CBC entered into a virtually non-existent craft brewing scene in 1989, and Bannatyne remembers being just the fifth brewery to open in Massachusetts.
“It used to be if it wasn’t Budweiser, Miller, or Coors, no one would touch it,” he recalls. “People coming of age now have … options, and the landscape is really quite changed, but because of that, there’s more adventure, experimentation, and wider range of choice.”
Bannatyne attests that a lot of the brewery’s newest concoctions spring from past ideas in their recipe book, including Banryu Ichi, an experimental sake/beer hybrid that utilizes yeast and koji (a steamed rice with mold spores regularly used in Japanese wine) on top of barley malt.
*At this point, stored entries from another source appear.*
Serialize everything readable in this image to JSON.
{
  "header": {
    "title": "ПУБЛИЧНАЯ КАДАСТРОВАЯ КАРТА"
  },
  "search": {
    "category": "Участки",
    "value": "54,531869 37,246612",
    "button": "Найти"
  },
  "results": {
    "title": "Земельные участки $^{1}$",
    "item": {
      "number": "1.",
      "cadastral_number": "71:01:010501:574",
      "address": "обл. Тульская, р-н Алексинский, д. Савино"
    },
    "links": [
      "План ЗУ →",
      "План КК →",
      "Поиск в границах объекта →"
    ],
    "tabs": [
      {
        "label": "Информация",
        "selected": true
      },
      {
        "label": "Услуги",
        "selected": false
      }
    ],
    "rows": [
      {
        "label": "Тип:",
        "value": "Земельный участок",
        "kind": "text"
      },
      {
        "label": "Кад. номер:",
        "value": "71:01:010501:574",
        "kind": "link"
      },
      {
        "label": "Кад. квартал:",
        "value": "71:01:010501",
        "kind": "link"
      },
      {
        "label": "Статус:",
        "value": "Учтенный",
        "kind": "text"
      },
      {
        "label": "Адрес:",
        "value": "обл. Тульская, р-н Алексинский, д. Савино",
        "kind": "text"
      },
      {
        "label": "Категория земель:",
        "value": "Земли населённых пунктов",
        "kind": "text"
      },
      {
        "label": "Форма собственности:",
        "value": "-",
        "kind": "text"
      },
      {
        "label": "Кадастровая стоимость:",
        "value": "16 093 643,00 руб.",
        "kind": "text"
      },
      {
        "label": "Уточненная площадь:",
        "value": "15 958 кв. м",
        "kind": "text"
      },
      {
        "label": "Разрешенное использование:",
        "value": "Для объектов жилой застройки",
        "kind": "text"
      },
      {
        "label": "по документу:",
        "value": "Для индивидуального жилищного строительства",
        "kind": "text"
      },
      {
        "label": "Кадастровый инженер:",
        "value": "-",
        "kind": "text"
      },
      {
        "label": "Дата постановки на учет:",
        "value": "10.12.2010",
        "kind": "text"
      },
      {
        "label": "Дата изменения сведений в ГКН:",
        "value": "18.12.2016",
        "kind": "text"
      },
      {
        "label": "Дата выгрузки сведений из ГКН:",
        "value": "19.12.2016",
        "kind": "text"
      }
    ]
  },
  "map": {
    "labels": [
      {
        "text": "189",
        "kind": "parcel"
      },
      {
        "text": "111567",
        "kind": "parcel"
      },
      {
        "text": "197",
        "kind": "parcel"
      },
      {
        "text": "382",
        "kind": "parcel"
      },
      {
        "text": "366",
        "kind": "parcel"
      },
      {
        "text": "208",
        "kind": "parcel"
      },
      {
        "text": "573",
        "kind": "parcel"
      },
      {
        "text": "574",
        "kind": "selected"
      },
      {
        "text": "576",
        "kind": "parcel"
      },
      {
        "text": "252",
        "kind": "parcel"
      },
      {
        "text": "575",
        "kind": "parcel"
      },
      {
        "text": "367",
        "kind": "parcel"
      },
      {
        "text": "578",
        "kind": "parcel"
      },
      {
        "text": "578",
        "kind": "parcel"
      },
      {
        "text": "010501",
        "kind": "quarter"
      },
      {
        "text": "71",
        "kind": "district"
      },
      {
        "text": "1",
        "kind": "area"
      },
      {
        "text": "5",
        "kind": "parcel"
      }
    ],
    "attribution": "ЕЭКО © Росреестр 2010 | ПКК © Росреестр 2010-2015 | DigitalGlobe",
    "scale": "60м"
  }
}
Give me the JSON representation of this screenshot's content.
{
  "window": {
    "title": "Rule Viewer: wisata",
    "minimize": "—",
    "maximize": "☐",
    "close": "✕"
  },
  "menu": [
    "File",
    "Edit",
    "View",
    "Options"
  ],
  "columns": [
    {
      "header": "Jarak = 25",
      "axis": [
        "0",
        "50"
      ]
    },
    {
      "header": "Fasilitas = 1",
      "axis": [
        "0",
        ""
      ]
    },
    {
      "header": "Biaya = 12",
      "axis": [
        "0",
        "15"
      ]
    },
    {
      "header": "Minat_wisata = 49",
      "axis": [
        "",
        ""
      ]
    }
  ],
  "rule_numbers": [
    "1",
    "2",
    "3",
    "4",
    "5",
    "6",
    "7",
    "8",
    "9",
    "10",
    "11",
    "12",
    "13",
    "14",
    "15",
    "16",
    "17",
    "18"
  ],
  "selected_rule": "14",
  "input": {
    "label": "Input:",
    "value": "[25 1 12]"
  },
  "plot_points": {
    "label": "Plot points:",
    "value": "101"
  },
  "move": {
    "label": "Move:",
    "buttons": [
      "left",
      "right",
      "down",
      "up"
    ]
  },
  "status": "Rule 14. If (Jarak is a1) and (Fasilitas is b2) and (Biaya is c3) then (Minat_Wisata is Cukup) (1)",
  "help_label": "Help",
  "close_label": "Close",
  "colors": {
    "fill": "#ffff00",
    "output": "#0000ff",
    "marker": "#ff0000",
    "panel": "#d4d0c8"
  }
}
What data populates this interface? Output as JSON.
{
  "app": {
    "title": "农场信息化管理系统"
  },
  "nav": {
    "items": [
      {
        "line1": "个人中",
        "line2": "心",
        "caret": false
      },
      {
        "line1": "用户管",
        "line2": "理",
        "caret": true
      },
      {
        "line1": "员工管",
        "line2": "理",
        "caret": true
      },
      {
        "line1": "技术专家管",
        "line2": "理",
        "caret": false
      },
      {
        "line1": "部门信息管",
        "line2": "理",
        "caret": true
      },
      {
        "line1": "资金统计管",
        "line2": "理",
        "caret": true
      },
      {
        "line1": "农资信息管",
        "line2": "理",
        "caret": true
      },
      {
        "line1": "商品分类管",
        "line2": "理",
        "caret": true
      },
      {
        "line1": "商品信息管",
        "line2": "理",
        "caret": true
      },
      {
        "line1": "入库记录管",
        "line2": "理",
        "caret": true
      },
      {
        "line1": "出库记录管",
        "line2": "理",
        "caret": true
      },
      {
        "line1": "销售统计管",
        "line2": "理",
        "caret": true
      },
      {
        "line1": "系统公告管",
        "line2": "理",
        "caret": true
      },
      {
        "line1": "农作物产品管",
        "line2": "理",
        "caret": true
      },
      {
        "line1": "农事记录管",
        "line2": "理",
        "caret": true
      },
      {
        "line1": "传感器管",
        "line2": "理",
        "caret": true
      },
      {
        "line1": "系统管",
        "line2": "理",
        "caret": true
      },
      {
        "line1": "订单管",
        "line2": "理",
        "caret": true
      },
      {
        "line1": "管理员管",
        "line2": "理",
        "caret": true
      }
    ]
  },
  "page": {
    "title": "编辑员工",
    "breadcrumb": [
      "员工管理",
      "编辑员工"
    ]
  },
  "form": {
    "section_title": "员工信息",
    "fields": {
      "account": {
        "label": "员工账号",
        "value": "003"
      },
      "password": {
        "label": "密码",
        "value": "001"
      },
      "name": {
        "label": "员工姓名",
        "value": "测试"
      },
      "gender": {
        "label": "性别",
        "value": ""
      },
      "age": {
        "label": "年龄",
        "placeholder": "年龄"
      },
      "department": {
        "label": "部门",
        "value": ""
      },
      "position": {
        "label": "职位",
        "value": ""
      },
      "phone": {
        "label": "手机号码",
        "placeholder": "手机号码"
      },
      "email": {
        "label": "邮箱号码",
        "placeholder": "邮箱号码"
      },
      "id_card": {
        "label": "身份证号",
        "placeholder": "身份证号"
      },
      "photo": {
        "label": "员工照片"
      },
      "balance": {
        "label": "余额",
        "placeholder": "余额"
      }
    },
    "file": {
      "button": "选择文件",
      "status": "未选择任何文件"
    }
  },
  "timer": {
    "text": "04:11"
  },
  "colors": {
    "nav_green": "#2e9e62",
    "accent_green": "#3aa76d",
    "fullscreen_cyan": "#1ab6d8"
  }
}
“The resulting beverage is very sake-like, really floral, and somewhat sweet and viscous,” he says. “It’s just delicious and quite strong … there are a gazillion sake brewers, obviously, but I don’t know of anyone that does this particular kind of hybrid.”
While CBC holds tightly to traditions—like touting out 16 different, sour options for its Sour Beer Fest every March, and its Halloween-driven Pumpkinfest in October—it also keeps evolving. Bannatyne mentions a “facelift” for the brew pub’s glass facade in September to modernize, but most of all, to help maintain its decades-old status as a gathering spot in Cambridge. The new windows will open up the pub to the patio, allowing air in and more direct communication between the two areas.
“It’s inviting, and you get a warm smile when you come here,” he says. “You get to hang out at the bar and talk to old friends, or new friends and strangers that become friends, in an atmosphere that is accepting of all.”